[petsc-users] Scalability issue
Nelson Filipe Lopes da Silva
nelsonflsilva at ist.utl.pt
Sat Aug 22 16:17:21 CDT 2015
Hi.
I managed to finish the re-implementation. I ran the program
with 1,2,3,4,5,6 machines and saved the summary. I send each of them in
this email.
In these executions, the program performs Matrix-Vector
(MatMult, MatMultAdd) products and Vector-Vector operations. From what I
understand while reading the logs, the program takes most of the time in
"VecScatterEnd".
In this example, the matrix taking part on the
Matrix-Vector products is not "much diagonal heavy".
The following
numbers are the percentages of nnz values on the matrix diagonal block
for each machine, and each execution time.
NMachines %NNZ ExecTime
1
machine0 100%; 16min08sec
2 machine0 91.1%; 24min58sec
machine1
69.2%;
3 machine0 90.9% 25min42sec
machine1 82.8%
machine2 51.6%
4
machine0 91.9% 26min27sec
machine1 82.4%
machine2 73.1%
machine3
39.9%
5 machine0 93.2% 39min23sec
machine1 82.8%
machine2 74.4%
machine3 64.6%
machine4 31.6%
6 machine0 94.2% 54min54sec
machine1
82.6%
machine2 73.1%
machine3 65.2%
machine4 55.9%
machine5 25.4%
In this implementation I'm using MatCreate and VecCreate. I'm also
leaving the partition sizes in PETSC_DECIDE.
Finally, to run the
application, I'm using mpirun.hydra from mpich, downloaded by PETSc
configure script.
I'm checking the process assignment as suggested on
the last email.
Am I missing anything?
Regards,
Nelson
Em 2015-08-20
16:17, Matthew Knepley escreveu:
> On Thu, Aug 20, 2015 at 6:30 AM,
Nelson Filipe Lopes da Silva <nelsonflsilva at ist.utl.pt [3]> wrote:
>
>>
Hello.
>>
>> I am sorry for the long time without response. I decided
to rewrite my application in a different way and will send the
log_summary output when done reimplementing.
>>
>> As for the machine,
I am using mpirun to run jobs in a 8 node cluster. I modified the
makefile on the steams folder so it would run using my hostfile.
>> The
output is attached to this email. It seems reasonable for a cluster with
8 machines. From "lscpu", each machine cpu has 4 cores and 1 socket.
>
> 1) You launcher is placing processes haphazardly. I would figure out
how to assign them to certain nodes
> 2) Each node has enough bandwidth
for 1 core, so it does not make much sense to use more than 1.
>
Thanks,
> Matt
>
>> Cheers,
>> Nelson
>>
>> Em 2015-07-24 16:50,
Barry Smith escreveu:
>>
>>> It would be very helpful if you ran the
code on say 1, 2, 4, 8, 16
>>> ... processes with the option
-log_summary and send (as attachments)
>>> the log summary
information.
>>>
>>> Also on the same machine run the streams
benchmark; with recent
>>> releases of PETSc you only need to do
>>>
>>> cd $PETSC_DIR
>>> make streams NPMAX=16 (or whatever your largest
process count is)
>>>
>>> and send the output.
>>>
>>> I suspect that
you are doing everything fine and it is more an issue
>>> with the
configuration of your machine.
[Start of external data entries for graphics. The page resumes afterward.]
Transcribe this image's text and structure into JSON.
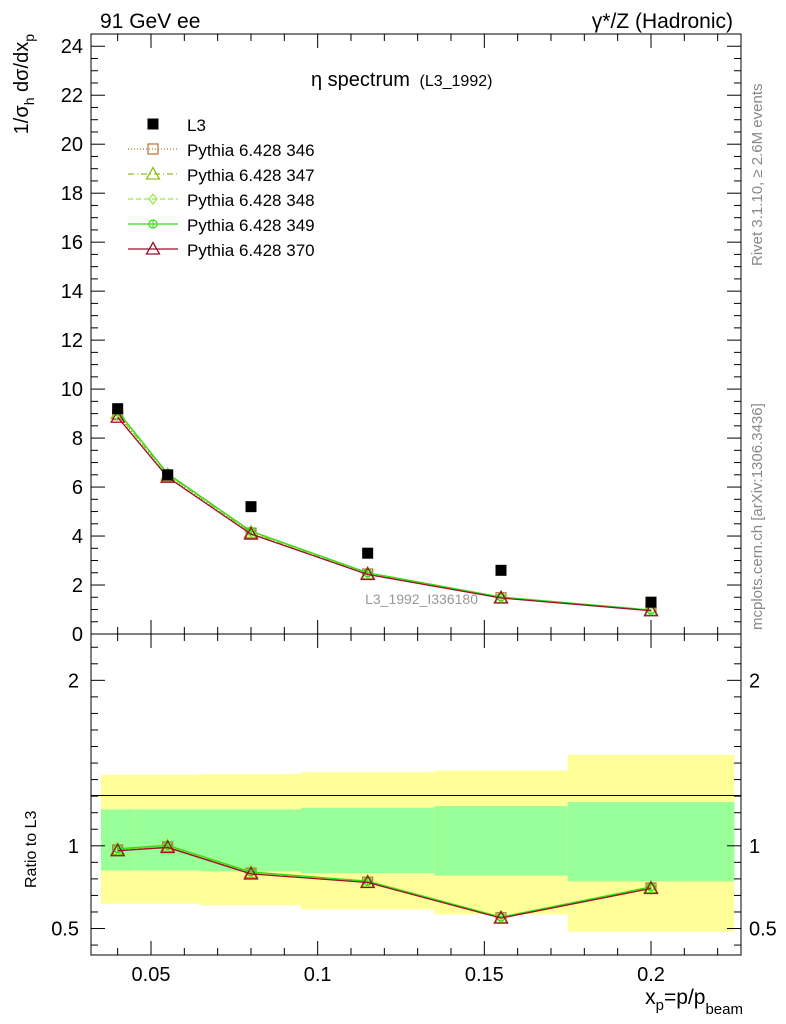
{
  "header": {
    "left": "91 GeV ee",
    "right": "γ*/Z (Hadronic)"
  },
  "side_text": {
    "rivet": "Rivet 3.1.10, ≥ 2.6M events",
    "mcplots": "mcplots.cern.ch [arXiv:1306.3436]"
  },
  "chart_data": [
    {
      "type": "scatter",
      "title": "η spectrum",
      "title_tag": "(L3_1992)",
      "ylabel": "1/σh dσ/dxp",
      "ylim": [
        0,
        24.5
      ],
      "yticks": [
        "0",
        "2",
        "4",
        "6",
        "8",
        "10",
        "12",
        "14",
        "16",
        "18",
        "20",
        "22",
        "24"
      ],
      "xlim": [
        0.032,
        0.227
      ],
      "watermark": "L3_1992_I336180",
      "legend_position": "top-left",
      "x": [
        0.04,
        0.055,
        0.08,
        0.115,
        0.155,
        0.2
      ],
      "data": {
        "name": "L3",
        "y": [
          9.2,
          6.5,
          5.2,
          3.3,
          2.6,
          1.3
        ],
        "color": "#000000"
      },
      "series": [
        {
          "name": "Pythia 6.428 346",
          "color": "#b87333",
          "marker": "square-open",
          "dash": "1,2",
          "y": [
            8.95,
            6.45,
            4.12,
            2.45,
            1.48,
            0.96
          ]
        },
        {
          "name": "Pythia 6.428 347",
          "color": "#8fbf1f",
          "marker": "triangle-open",
          "dash": "6,3,1,3",
          "y": [
            9.0,
            6.5,
            4.15,
            2.47,
            1.49,
            0.97
          ]
        },
        {
          "name": "Pythia 6.428 348",
          "color": "#90ee40",
          "marker": "diamond-open",
          "dash": "5,3",
          "y": [
            9.05,
            6.52,
            4.17,
            2.48,
            1.5,
            0.97
          ]
        },
        {
          "name": "Pythia 6.428 349",
          "color": "#33dd11",
          "marker": "circle-cross",
          "dash": "",
          "y": [
            9.1,
            6.55,
            4.2,
            2.5,
            1.51,
            0.98
          ]
        },
        {
          "name": "Pythia 6.428 370",
          "color": "#99112a",
          "marker": "triangle-open",
          "dash": "",
          "y": [
            8.85,
            6.4,
            4.08,
            2.43,
            1.47,
            0.95
          ]
        }
      ]
    },
    {
      "type": "line",
      "ylabel": "Ratio to L3",
      "xlabel": "xp=p/pbeam",
      "ylim": [
        0.34,
        2.28
      ],
      "yticks": [
        "0.5",
        "1",
        "2"
      ],
      "xlim": [
        0.032,
        0.227
      ],
      "xticks": [
        "0.05",
        "0.1",
        "0.15",
        "0.2"
      ],
      "bands": [
        {
          "x0": 0.035,
          "x1": 0.045,
          "stat": [
            0.85,
            1.22
          ],
          "total": [
            0.65,
            1.43
          ]
        },
        {
          "x0": 0.045,
          "x1": 0.065,
          "stat": [
            0.85,
            1.22
          ],
          "total": [
            0.65,
            1.43
          ]
        },
        {
          "x0": 0.065,
          "x1": 0.095,
          "stat": [
            0.845,
            1.22
          ],
          "total": [
            0.64,
            1.435
          ]
        },
        {
          "x0": 0.095,
          "x1": 0.135,
          "stat": [
            0.835,
            1.23
          ],
          "total": [
            0.615,
            1.445
          ]
        },
        {
          "x0": 0.135,
          "x1": 0.175,
          "stat": [
            0.82,
            1.24
          ],
          "total": [
            0.585,
            1.455
          ]
        },
        {
          "x0": 0.175,
          "x1": 0.225,
          "stat": [
            0.785,
            1.265
          ],
          "total": [
            0.48,
            1.55
          ]
        }
      ],
      "series": [
        {
          "name": "Pythia 6.428 346",
          "y": [
            0.975,
            0.993,
            0.835,
            0.78,
            0.565,
            0.745
          ]
        },
        {
          "name": "Pythia 6.428 347",
          "y": [
            0.978,
            0.997,
            0.838,
            0.782,
            0.567,
            0.747
          ]
        },
        {
          "name": "Pythia 6.428 348",
          "y": [
            0.98,
            1.0,
            0.84,
            0.784,
            0.568,
            0.749
          ]
        },
        {
          "name": "Pythia 6.428 349",
          "y": [
            0.982,
            1.003,
            0.842,
            0.786,
            0.569,
            0.752
          ]
        },
        {
          "name": "Pythia 6.428 370",
          "y": [
            0.97,
            0.99,
            0.83,
            0.778,
            0.563,
            0.742
          ]
        }
      ]
    }
  ]
}
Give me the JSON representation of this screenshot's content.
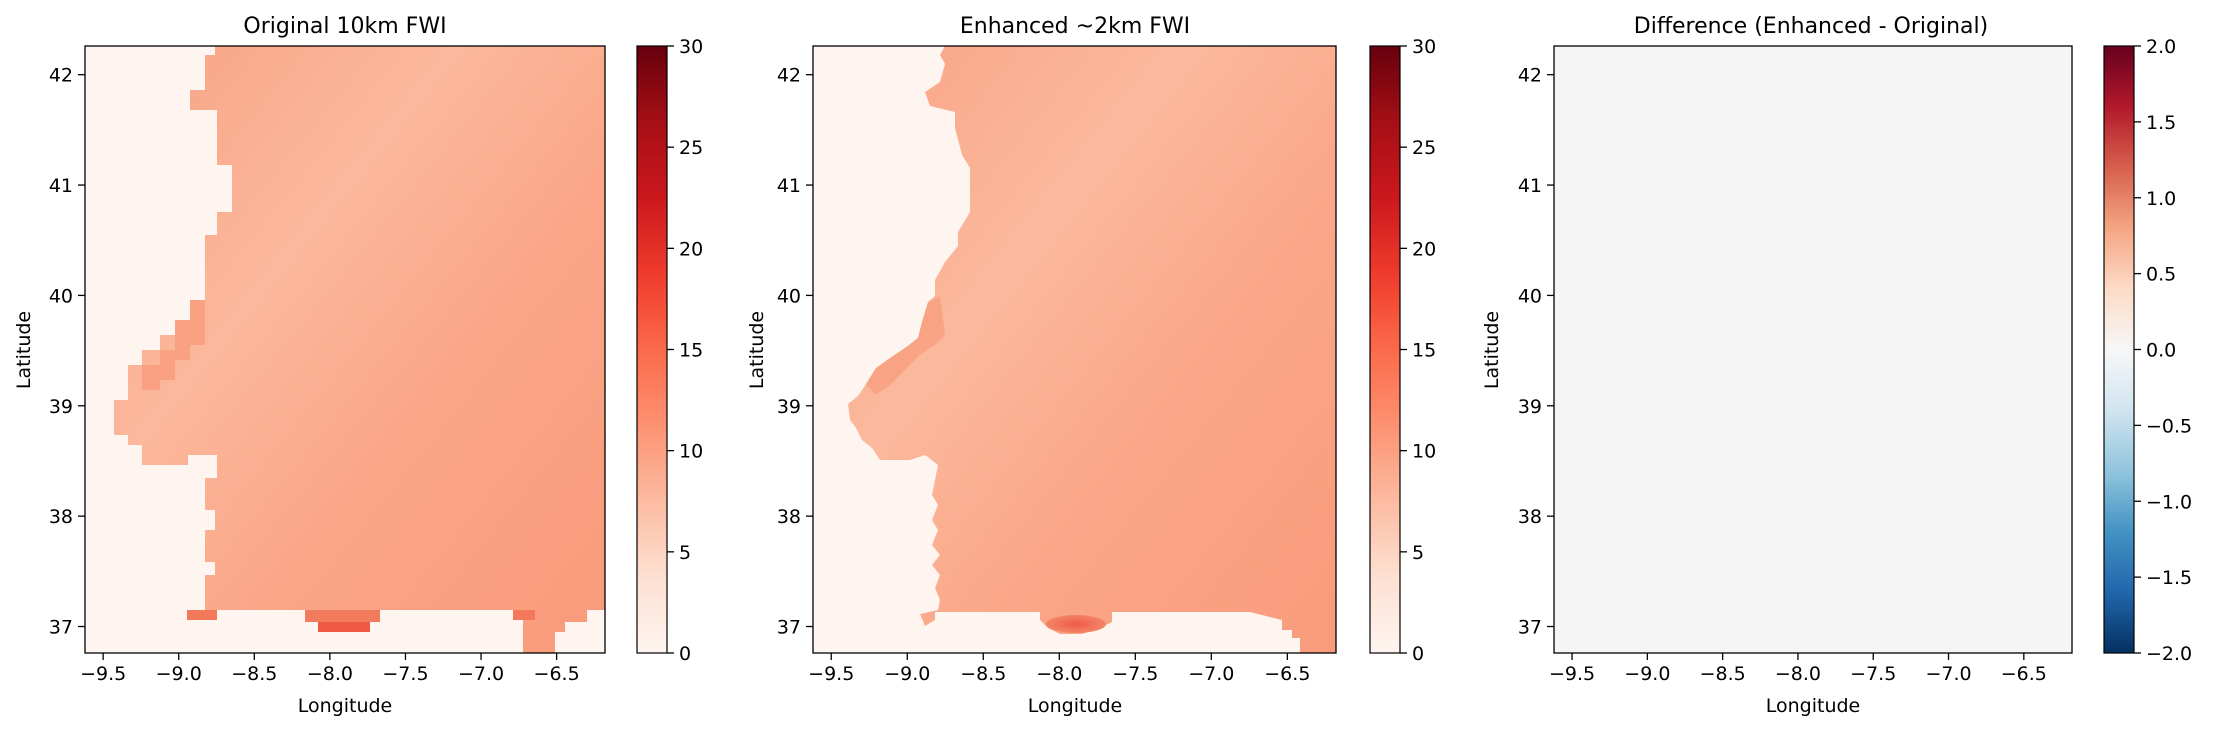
{
  "chart_data": [
    {
      "type": "heatmap",
      "title": "Original 10km FWI",
      "xlabel": "Longitude",
      "ylabel": "Latitude",
      "xlim": [
        -9.62,
        -6.18
      ],
      "ylim": [
        36.76,
        42.26
      ],
      "xticks": [
        -9.5,
        -9.0,
        -8.5,
        -8.0,
        -7.5,
        -7.0,
        -6.5
      ],
      "xtick_labels": [
        "−9.5",
        "−9.0",
        "−8.5",
        "−8.0",
        "−7.5",
        "−7.0",
        "−6.5"
      ],
      "yticks": [
        37,
        38,
        39,
        40,
        41,
        42
      ],
      "ytick_labels": [
        "37",
        "38",
        "39",
        "40",
        "41",
        "42"
      ],
      "colormap": "Reds",
      "colorbar_range": [
        0,
        30
      ],
      "colorbar_ticks": [
        0,
        5,
        10,
        15,
        20,
        25,
        30
      ],
      "colorbar_tick_labels": [
        "0",
        "5",
        "10",
        "15",
        "20",
        "25",
        "30"
      ],
      "typical_value": 9,
      "hotspot": {
        "lon": -8.0,
        "lat": 37.0,
        "value": 15
      },
      "rendering": "blocky"
    },
    {
      "type": "heatmap",
      "title": "Enhanced ~2km FWI",
      "xlabel": "Longitude",
      "ylabel": "Latitude",
      "xlim": [
        -9.62,
        -6.18
      ],
      "ylim": [
        36.76,
        42.26
      ],
      "xticks": [
        -9.5,
        -9.0,
        -8.5,
        -8.0,
        -7.5,
        -7.0,
        -6.5
      ],
      "xtick_labels": [
        "−9.5",
        "−9.0",
        "−8.5",
        "−8.0",
        "−7.5",
        "−7.0",
        "−6.5"
      ],
      "yticks": [
        37,
        38,
        39,
        40,
        41,
        42
      ],
      "ytick_labels": [
        "37",
        "38",
        "39",
        "40",
        "41",
        "42"
      ],
      "colormap": "Reds",
      "colorbar_range": [
        0,
        30
      ],
      "colorbar_ticks": [
        0,
        5,
        10,
        15,
        20,
        25,
        30
      ],
      "colorbar_tick_labels": [
        "0",
        "5",
        "10",
        "15",
        "20",
        "25",
        "30"
      ],
      "typical_value": 9,
      "hotspot": {
        "lon": -7.9,
        "lat": 37.0,
        "value": 15
      },
      "rendering": "smooth"
    },
    {
      "type": "heatmap",
      "title": "Difference (Enhanced - Original)",
      "xlabel": "Longitude",
      "ylabel": "Latitude",
      "xlim": [
        -9.62,
        -6.18
      ],
      "ylim": [
        36.76,
        42.26
      ],
      "xticks": [
        -9.5,
        -9.0,
        -8.5,
        -8.0,
        -7.5,
        -7.0,
        -6.5
      ],
      "xtick_labels": [
        "−9.5",
        "−9.0",
        "−8.5",
        "−8.0",
        "−7.5",
        "−7.0",
        "−6.5"
      ],
      "yticks": [
        37,
        38,
        39,
        40,
        41,
        42
      ],
      "ytick_labels": [
        "37",
        "38",
        "39",
        "40",
        "41",
        "42"
      ],
      "colormap": "RdBu_r",
      "colorbar_range": [
        -2.0,
        2.0
      ],
      "colorbar_ticks": [
        -2.0,
        -1.5,
        -1.0,
        -0.5,
        0.0,
        0.5,
        1.0,
        1.5,
        2.0
      ],
      "colorbar_tick_labels": [
        "−2.0",
        "−1.5",
        "−1.0",
        "−0.5",
        "0.0",
        "0.5",
        "1.0",
        "1.5",
        "2.0"
      ],
      "typical_value": 0.0
    }
  ],
  "colors": {
    "land_low": "#fdd3c0",
    "land_mid": "#fcab8f",
    "land_high": "#f9936f",
    "land_edge": "#f4795a",
    "hotspot": "#ee5a45",
    "sea": "#fff5f0",
    "difference_fill": "#f5f5f5"
  }
}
Also read the information at
>>>
http://www.mcs.anl.gov/petsc/documentation/faq.html#computers [2] on
>>>
"binding"
>>>
>>> Barry
>>>
>>>> On Jul 24, 2015, at 10:41 AM, Nelson
Filipe Lopes da Silva <nelsonflsilva at ist.utl.pt [1]> wrote:
>>>>
>>>>
Hello,
>>>>
>>>> I have been using PETSc for a few months now, and it
truly is fantastic piece of software.
>>>>
>>>> In my particular
example I am working with a large, sparse distributed (MPI AIJ) matrix
we can refer as 'G'.
>>>> G is a horizontal - retangular matrix (for
example, 1,1 Million rows per 2,1 Million columns). This matrix is
commonly very sparse and not diagonal 'heavy' (for example 5,2 Million
nnz in which ~50% are on the diagonal block of MPI AIJ
representation).
>>>> To work with this matrix, I also have a few
parallel vectors (created using MatCreate Vec), we can refer as 'm' and
'k'.
>>>> I am trying to parallelize an iterative algorithm in which the
most computational heavy operations are:
>>>>
>>>> ->Matrix-Vector
Multiplication, more precisely G * m + k = b (MatMultAdd). From what I
have been reading, to achive a good speedup in this operation, G should
be as much diagonal as possible, due to overlapping communication and
computation. But even when using a G matrix in which the diagonal block
has ~95% of the nnz, I cannot get a decent speedup. Most of the times,
the performance even gets worse.
>>>>
>>>> ->Matrix-Matrix
Multiplication, in this case I need to perform G * G' = A, where A is
later used on the linear solver and G' is transpose of G. The speedup in
this operation is not worse, although is not very good.
>>>>
>>>>
->Linear problem solving. Lastly, In this operation I compute "Ax=b"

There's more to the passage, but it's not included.